妊婦へのビタミンB12補給、乳児の成長・神経発達に影響なし:ネパールでのランダム化比較試験
【背景】
低中所得国では妊婦のビタミンB12不足が蔓延しており、乳児の成長や神経発達に不可欠な栄養素である。本研究は、妊娠初期から産後6ヶ月までのビタミンB12補給が乳児の成長と神経発達に与える影響を評価した。
【結果】
妊娠早期から産後6ヶ月までのビタミンB12補給は、乳児の12ヶ月時点のLAZ(平均差 -0.02、95%CI -0.16〜0.13)および6ヶ月・12ヶ月時点の認知複合スコア(平均差 0.5、95%CI -0.6〜1.7)のいずれの主要アウトカムにも影響を認めなかった。
【臨床へのインパクト】
ネパールでは妊婦の71%がビタミンB12不足であったが、補給による乳児の成長や神経発達への改善効果は認められなかった。

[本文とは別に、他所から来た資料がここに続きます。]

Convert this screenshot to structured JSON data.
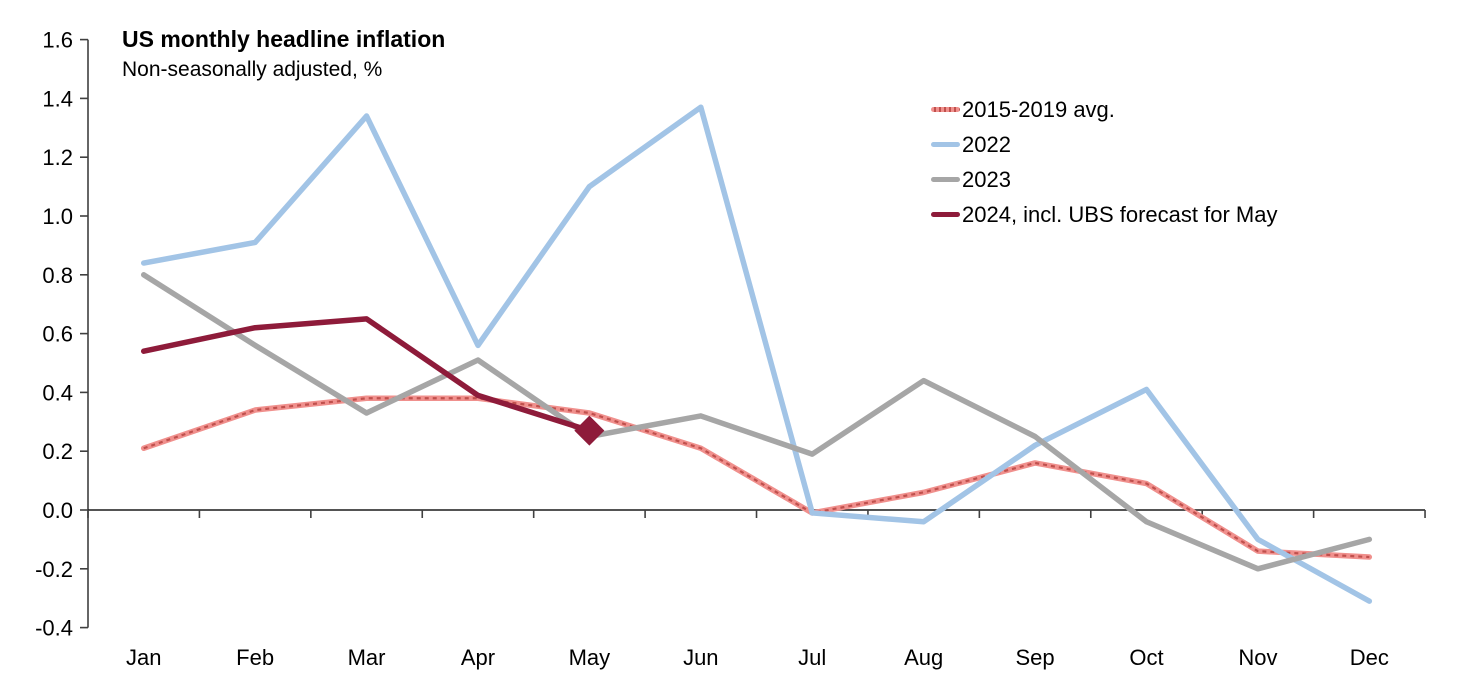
{
  "chart_data": {
    "type": "line",
    "title": "US monthly headline inflation",
    "subtitle": "Non-seasonally adjusted, %",
    "categories": [
      "Jan",
      "Feb",
      "Mar",
      "Apr",
      "May",
      "Jun",
      "Jul",
      "Aug",
      "Sep",
      "Oct",
      "Nov",
      "Dec"
    ],
    "y_tick_labels": [
      "1.6",
      "1.4",
      "1.2",
      "1.0",
      "0.8",
      "0.6",
      "0.4",
      "0.2",
      "0.0",
      "-0.2",
      "-0.4"
    ],
    "ylim": [
      -0.4,
      1.6
    ],
    "xlabel": "",
    "ylabel": "",
    "grid": false,
    "legend_position": "top-right",
    "series": [
      {
        "name": "2015-2019 avg.",
        "color": "#F0908D",
        "overlay_color": "#C0504D",
        "line_style": "dotted-overlay",
        "values": [
          0.21,
          0.34,
          0.38,
          0.38,
          0.33,
          0.21,
          -0.01,
          0.06,
          0.16,
          0.09,
          -0.14,
          -0.16
        ]
      },
      {
        "name": "2022",
        "color": "#A2C4E6",
        "line_style": "solid",
        "values": [
          0.84,
          0.91,
          1.34,
          0.56,
          1.1,
          1.37,
          -0.01,
          -0.04,
          0.22,
          0.41,
          -0.1,
          -0.31
        ]
      },
      {
        "name": "2023",
        "color": "#A6A6A6",
        "line_style": "solid",
        "values": [
          0.8,
          0.56,
          0.33,
          0.51,
          0.25,
          0.32,
          0.19,
          0.44,
          0.25,
          -0.04,
          -0.2,
          -0.1
        ]
      },
      {
        "name": "2024, incl. UBS forecast for May",
        "color": "#8E1B3A",
        "line_style": "solid",
        "end_marker": "diamond",
        "values": [
          0.54,
          0.62,
          0.65,
          0.39,
          0.27
        ]
      }
    ]
  }
}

この結果は、現在のWHOが推奨する妊娠中のルーチンなビタミンB12補給は不要とする見解を支持するものであり、日本の臨床現場においても、現時点では妊婦へのルーチンなビタミンB12補給の必要性は低いと考えられる。
本記事は AI(Gemini)が PubMed 上の英語 Abstract を要約したものです。臨床判断には必ず原著をご確認ください。